Después de un mes de junio en el que ha llovido más y más torrencialmente de lo que nadie recuerda, los árboles de Nueva York -los de los parques y los de las calles, y los que crecen salvajes en los descampados y en las laderas entre los puentes de las autopistas- tienen un brillo de esmeralda, un resplandor de selva. Malezas, hiedra venenosa, enredaderas, crecen por todas partes y cubren y cubren los troncos de los árboles caídos, que alimentan una población de larvas e insectos vigorizados por la mezcla de humedad y calor. El año pasado, un libro de éxito, El mundo sin nosotros, contó con vivacidad alucinante lo que ocurriría en la ciudad si de un día para otro desaparecieran de ella los seres humanos: en pocos días los túneles del metro estarían inundados, al detenerse las bombas que continuamente achican las aguas subterráneas; en unos años el bosque habría empezado a reconquistar las zonas ahora colonizadas por el hormigón, el cristal, el acero y el asfalto. Cuando uno llega de Europa lo primero que le impresiona de Nueva York es la escala de las construcciones humanas; cuando lleva un poco tiempo viviendo en la ciudad, de lo que se da cuenta es del poderío nunca domado de la naturaleza, que aquí se impone con una rotundidad exótica y hasta amenazadora para nuestras pacíficas escalas europeas.
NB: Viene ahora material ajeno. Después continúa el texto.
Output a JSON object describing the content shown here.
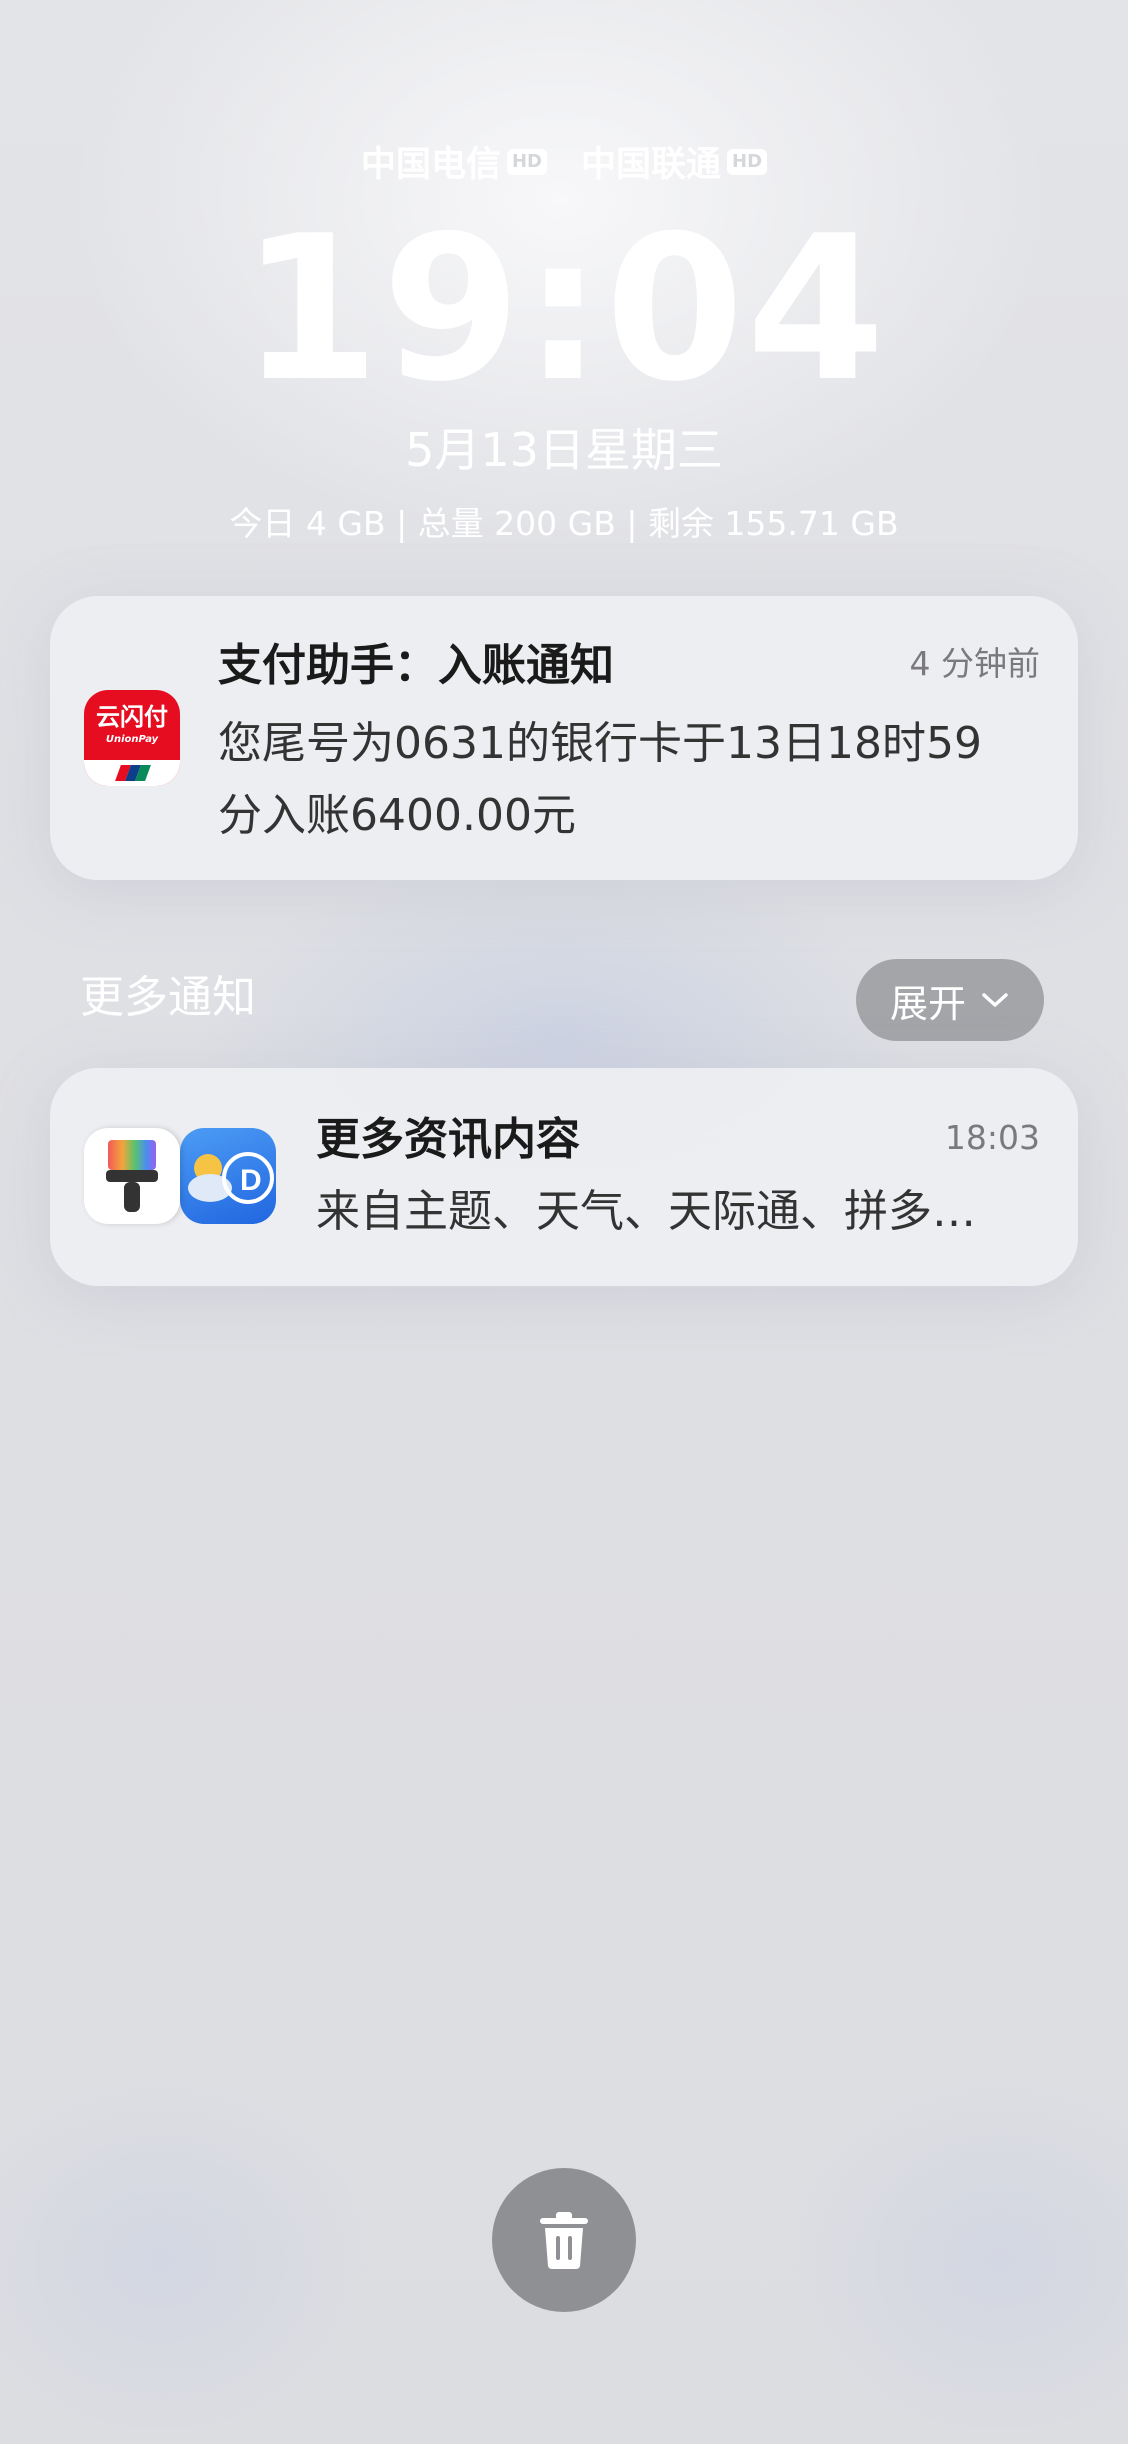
{
  "status": {
    "carriers": [
      {
        "name": "中国电信",
        "badge": "HD"
      },
      {
        "name": "中国联通",
        "badge": "HD"
      }
    ]
  },
  "lockscreen": {
    "time": "19:04",
    "date": "5月13日星期三",
    "data_usage": "今日 4 GB | 总量 200 GB | 剩余 155.71 GB"
  },
  "notifications": {
    "payment": {
      "app_icon": "unionpay-icon",
      "icon_text": "云闪付",
      "icon_subtext": "UnionPay",
      "title": "支付助手：入账通知",
      "time": "4 分钟前",
      "body_line1": "您尾号为0631的银行卡于13日18时59",
      "body_line2": "分入账6400.00元"
    },
    "more_section": {
      "header": "更多通知",
      "expand_label": "展开"
    },
    "more": {
      "app_icons": [
        "themes-icon",
        "weather-icon",
        "tianjitong-icon"
      ],
      "title": "更多资讯内容",
      "time": "18:03",
      "body": "来自主题、天气、天际通、拼多…"
    }
  },
  "actions": {
    "clear_icon": "trash-icon"
  },
  "colors": {
    "unionpay_red": "#e60d21",
    "card_bg": "#eeeff2",
    "expand_button_bg": "#a4a5a9",
    "trash_button_bg": "#8f9093"
  }
}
Un temporal de lluvias puede durar varios días y varias noches; en verano, cuando la temperatura alcanza los cuarenta grados y la humedad se acerca al cien por cien, las copas de los árboles desaparecen en una densa neblina que le hace a uno pensar en la de las junglas monzónicas.
La naturaleza salvaje está casi a un paso, en el espacio y en el tiempo. Basta un viaje en tren de no más de media hora para encontrarse en bosques abrumadores en los que se pierde rápidamente cualquier sugestión de presencia humana. Y cuando uno camina por la ciudad puede sentir que no hace ni dos siglos la mayor parte de su territorio no había sido aún urbanizado. Broadway, la avenida que atraviesa en diagonal toda la isla de Manhattan, sigue el trazado de un viejo sendero indio. En la encrucijada caótica de Times Square, donde las grandes pantallas, los letreros luminosos y hasta los taxis a pedales le pueden dar a uno la sensación de encontrarse en Bangkok, había hasta finales del siglo XVIII un lago habitado por una rica población de castores. En 1609, cuando un frágil navío holandés capitaneado por Henry Hudson remontó el río que ahora lleva su nombre, Manhattan era un denso bosque templado que sostenía un hábitat mantenido invariable durante milenios, sin otra presencia humana que la de los indios Lenape, que le habían dado su nombre primitivo, Manahatta, tan querido para Walt Whitman.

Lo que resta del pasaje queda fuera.